Final Workflow You Can Reuse

When someone asks you how to write evals for an LLM, run this loop:

  1. Name the user-visible behavior.
  2. Write a task contract and forbidden behaviors.
  3. List failure modes by severity.
  4. Draft 20 seed cases with tags.
  5. Choose deterministic scorers first, judges second.
  6. Calibrate on a labeled sample.
  7. Set blocker thresholds and slice reports.
  8. Version dataset, prompt, model, judge.
  9. Wire smoke CI + full release suite.
  10. Grow the set from incidents and new risks.

Good evals are not a one-time science project. They are a living test suite for probabilistic products. Write them with the same seriousness you give API contract tests, and your prompt changes will finally become engineering instead of folklore.

FAQ

Questions testers ask

What is an LLM eval?

An LLM eval is a structured check that runs fixed or sampled inputs through a model or AI product, scores the outputs against criteria, and reports quality for a release decision. Evals can use exact match, programmatic asserts, rubrics, LLM-as-judge scores, or human review.

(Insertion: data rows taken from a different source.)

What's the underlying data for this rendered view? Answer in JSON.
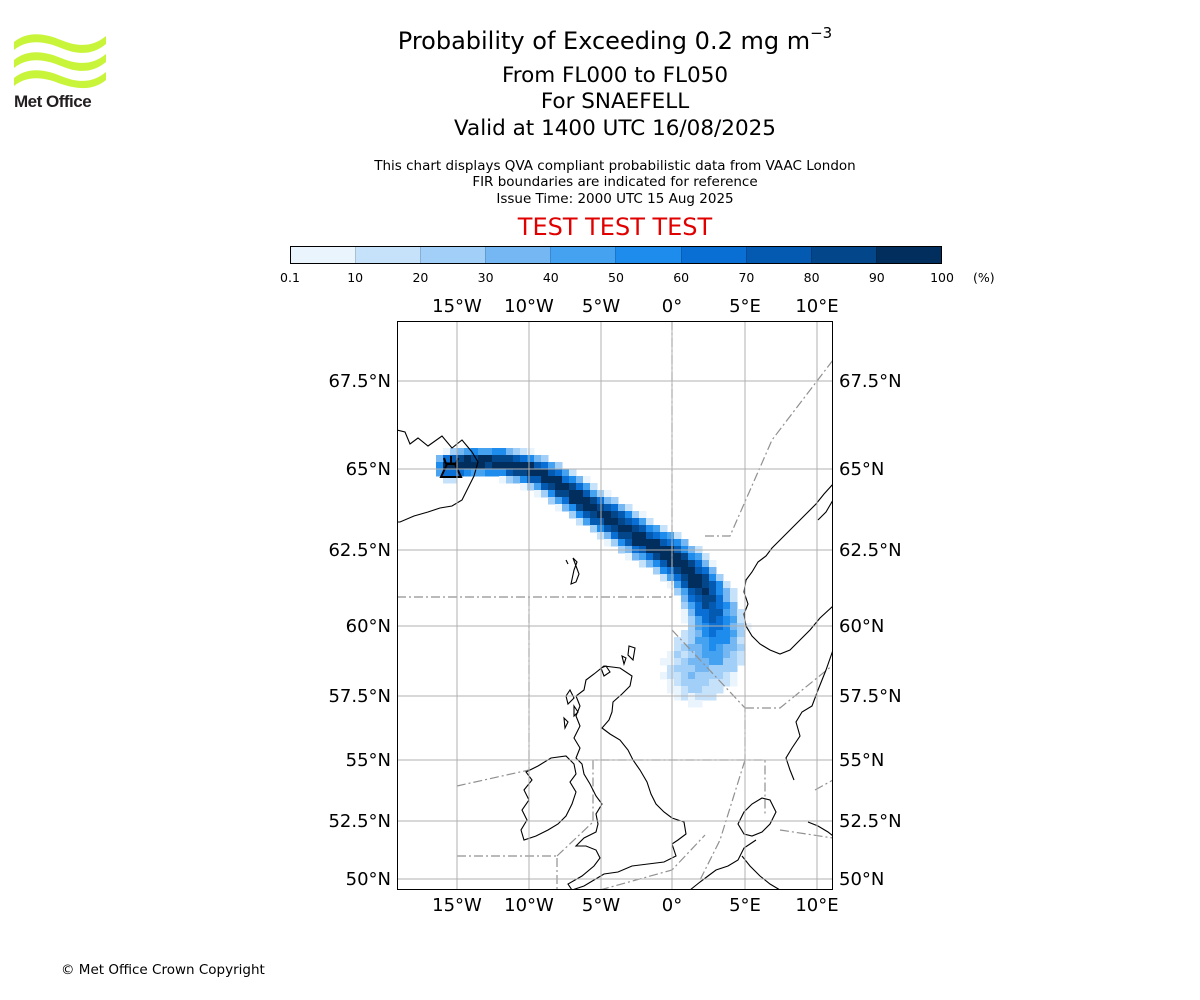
{
  "header": {
    "title_main": "Probability of Exceeding 0.2 mg m",
    "title_exp": "−3",
    "flight_levels": "From FL000 to FL050",
    "volcano": "For SNAEFELL",
    "valid_time": "Valid at 1400 UTC 16/08/2025"
  },
  "notes": {
    "line1": "This chart displays QVA compliant probabilistic data from VAAC London",
    "line2": "FIR boundaries are indicated for reference",
    "line3": "Issue Time: 2000 UTC 15 Aug 2025"
  },
  "banner": "TEST TEST TEST",
  "logo": {
    "text": "Met Office",
    "color": "#c8f53a"
  },
  "colorbar": {
    "ticks": [
      "0.1",
      "10",
      "20",
      "30",
      "40",
      "50",
      "60",
      "70",
      "80",
      "90",
      "100"
    ],
    "unit": "(%)",
    "colors": [
      "#eaf4fd",
      "#c6e1fa",
      "#a2cff7",
      "#74b7f3",
      "#45a2f0",
      "#1e8ced",
      "#0a6fd4",
      "#045ab0",
      "#03468a",
      "#012e5c"
    ]
  },
  "map": {
    "lon_labels": [
      "15°W",
      "10°W",
      "5°W",
      "0°",
      "5°E",
      "10°E"
    ],
    "lat_labels": [
      "67.5°N",
      "65°N",
      "62.5°N",
      "60°N",
      "57.5°N",
      "55°N",
      "52.5°N",
      "50°N"
    ],
    "volcano_icon": "volcano-icon"
  },
  "footer": {
    "copyright": "© Met Office Crown Copyright"
  }
}
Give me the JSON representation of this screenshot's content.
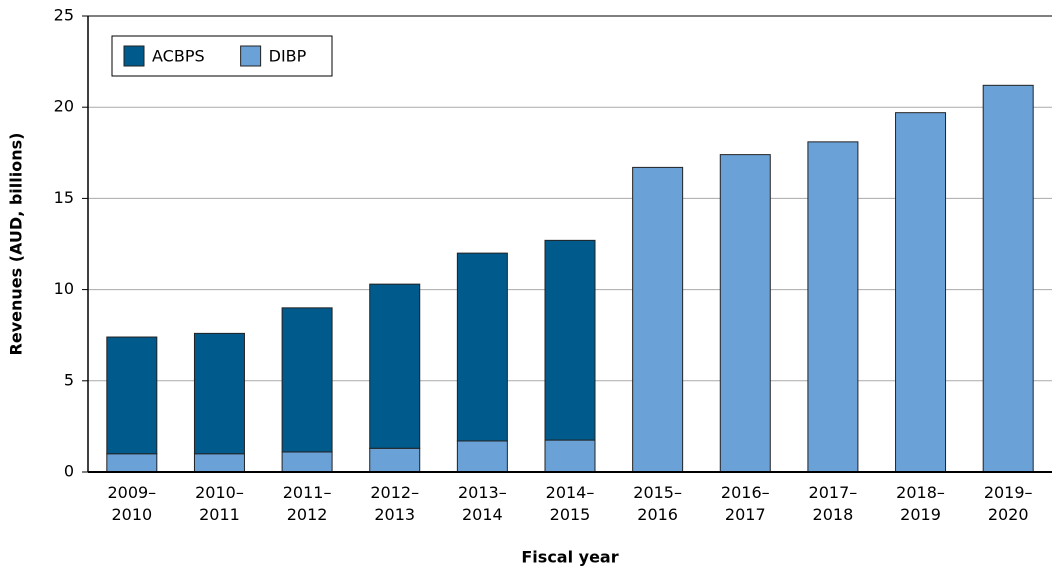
{
  "chart_data": {
    "type": "stacked_bar",
    "categories": [
      "2009–2010",
      "2010–2011",
      "2011–2012",
      "2012–2013",
      "2013–2014",
      "2014–2015",
      "2015–2016",
      "2016–2017",
      "2017–2018",
      "2018–2019",
      "2019–2020"
    ],
    "series": [
      {
        "name": "DIBP",
        "color": "#6aa2d8",
        "values": [
          1.0,
          1.0,
          1.1,
          1.3,
          1.7,
          1.75,
          16.7,
          17.4,
          18.1,
          19.7,
          21.2
        ]
      },
      {
        "name": "ACBPS",
        "color": "#005a8c",
        "values": [
          6.4,
          6.6,
          7.9,
          9.0,
          10.3,
          10.95,
          null,
          null,
          null,
          null,
          null
        ]
      }
    ],
    "legend_order": [
      1,
      0
    ],
    "xlabel": "Fiscal year",
    "ylabel": "Revenues (AUD, billions)",
    "ylim": [
      0,
      25
    ],
    "yticks": [
      0,
      5,
      10,
      15,
      20,
      25
    ],
    "grid": true,
    "legend": "upper left"
  }
}
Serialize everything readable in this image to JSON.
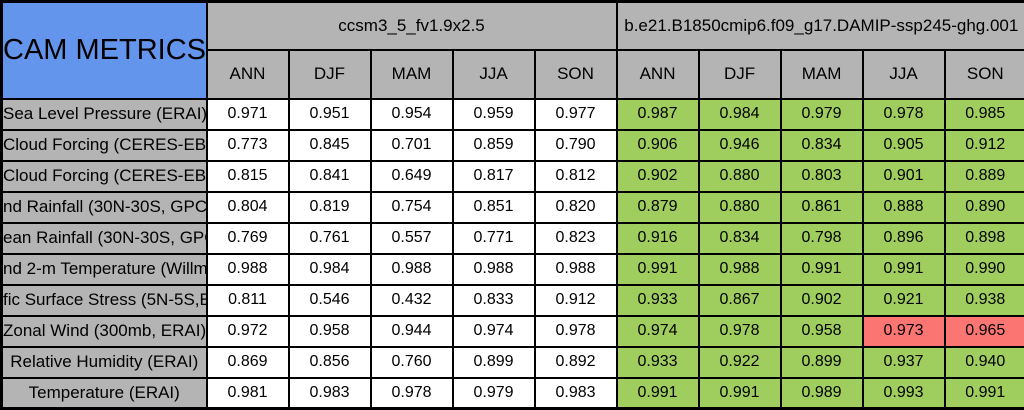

How do you write good evals for an LLM application?

Define the task and failure modes, collect representative cases, write clear expected behavior or rubrics, choose metrics that match risk, set thresholds, version the dataset, and run evals on every meaningful prompt or model change. Prefer many small clear cases over one vague quality score.

What should be in an LLM eval dataset?

Include happy paths, edge cases, policy risks, empty or noisy inputs, multilingual cases if needed, known production failures, and hard negatives. Each row needs an input, optional context, expected output or rubric, tags, and severity so results stay actionable.

Should evals use exact match or LLM-as-judge?

Use exact match and deterministic checks when the answer is constrained. Use semantic metrics or LLM-as-judge when many phrasings are valid. Combine both: hard asserts for safety and structure, graded judges for helpfulness and style, plus human calibration for high-risk slices.

How many eval cases do I need?

Start with 30 to 100 high-value cases that cover real product risks, then grow from production failures and feature work. A trusted small set beats a noisy thousand-row dump. Expand depth where user or business impact is highest.

How often should LLM evals run?

Run a fast smoke eval on prompt, tool, and model pin changes. Run a fuller suite on release candidates and on a schedule. Keep expensive judges off every trivial commit unless you need that signal.